Questions: Choose the parabola with the narrowest graph. y=-4 x^2 y=1/2 x^2 y=-2 x^2 y=-1/3 x^2

Transcript text: Choose the parabola with the narrowest graph. $y=-4 x^{2}$ $y=\frac{1}{2} x^{2}$ $y=-2 x^{2}$ $y=-\frac{1}{3} x^{2}$

Solution

Solution Steps

To determine which parabola has the narrowest graph, we need to compare the coefficients of $x^2$ in each equation. The narrower the parabola, the larger the absolute value of the coefficient. We will convert all equations to the form $y = ax^2$ and then compare the absolute values of $a$.

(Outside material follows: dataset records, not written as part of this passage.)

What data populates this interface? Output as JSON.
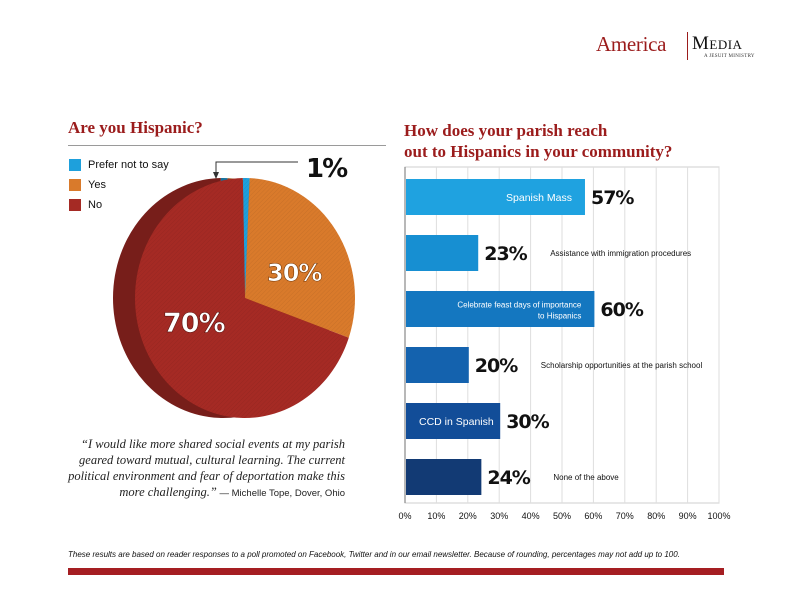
{
  "logo": {
    "america": "America",
    "media": "Media",
    "subtitle": "A JESUIT MINISTRY"
  },
  "left_title": "Are you Hispanic?",
  "right_title_line1": "How does your parish reach",
  "right_title_line2": "out to Hispanics in your community?",
  "quote": {
    "text": "“I would like more shared social events at my parish geared toward mutual, cultural learning. The current political environment and fear of deportation make this more challenging.”",
    "attribution": " — Michelle Tope, Dover, Ohio"
  },
  "footnote": "These results are based on reader responses to a poll promoted on Facebook, Twitter and in our email newsletter. Because of rounding, percentages may not add up to 100.",
  "chart_data": [
    {
      "type": "pie",
      "title": "Are you Hispanic?",
      "categories": [
        "Prefer not to say",
        "Yes",
        "No"
      ],
      "values": [
        1,
        30,
        70
      ],
      "labels": [
        "1%",
        "30%",
        "70%"
      ],
      "colors": [
        "#1ea0dc",
        "#d97a2b",
        "#a52a24"
      ],
      "legend": "top-left"
    },
    {
      "type": "bar",
      "orientation": "horizontal",
      "title": "How does your parish reach out to Hispanics in your community?",
      "categories": [
        "Spanish Mass",
        "Assistance with immigration procedures",
        "Celebrate feast days of importance to Hispanics",
        "Scholarship opportunities at the parish school",
        "CCD in Spanish",
        "None of the above"
      ],
      "category_lines": [
        [
          "Spanish Mass"
        ],
        [
          "Assistance with immigration procedures"
        ],
        [
          "Celebrate feast days of importance",
          "to Hispanics"
        ],
        [
          "Scholarship opportunities at the parish school"
        ],
        [
          "CCD in Spanish"
        ],
        [
          "None of the above"
        ]
      ],
      "label_inside": [
        true,
        false,
        true,
        false,
        true,
        false
      ],
      "values": [
        57,
        23,
        60,
        20,
        30,
        24
      ],
      "value_labels": [
        "57%",
        "23%",
        "60%",
        "20%",
        "30%",
        "24%"
      ],
      "colors": [
        "#1fa2e0",
        "#178fd2",
        "#1477c0",
        "#1462ae",
        "#124d98",
        "#123a74"
      ],
      "xlim": [
        0,
        100
      ],
      "xticks": [
        "0%",
        "10%",
        "20%",
        "30%",
        "40%",
        "50%",
        "60%",
        "70%",
        "80%",
        "90%",
        "100%"
      ],
      "grid": true
    }
  ]
}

Step 1: Identify the Parabolas

The given parabolas are:

$ 9y = -4x^2 $ which can be rewritten as $ y = -\frac{4}{9}x^2 $
$ y = \frac{1}{2}x^2 $
$ y = -2x^2 $
$ y = -\frac{1}{3}x^2 $

Step 2: Determine the Coefficients

The coefficients of $ x^2 $ for each parabola are:

For $ y = -\frac{4}{9}x^2 $, the coefficient is $ -\frac{4}{9} $
For $ y = \frac{1}{2}x^2 $, the coefficient is $ \frac{1}{2} $
For $ y = -2x^2 $, the coefficient is $ -2 $
For $ y = -\frac{1}{3}x^2 $, the coefficient is $ -\frac{1}{3} $

Step 3: Calculate Absolute Values

The absolute values of the coefficients are:

$ \left| -\frac{4}{9} \right| = \frac{4}{9} \approx 0.4444 $
$ \left| \frac{1}{2} \right| = \frac{1}{2} = 0.5 $
$ \left| -2 \right| = 2 $
$ \left| -\frac{1}{3} \right| = \frac{1}{3} \approx 0.3333 $

Step 4: Identify the Narrowest Parabola

The largest absolute value among the coefficients is $ 2 $, which corresponds to the parabola $ y = -2x^2 $. This indicates that this parabola has the narrowest graph.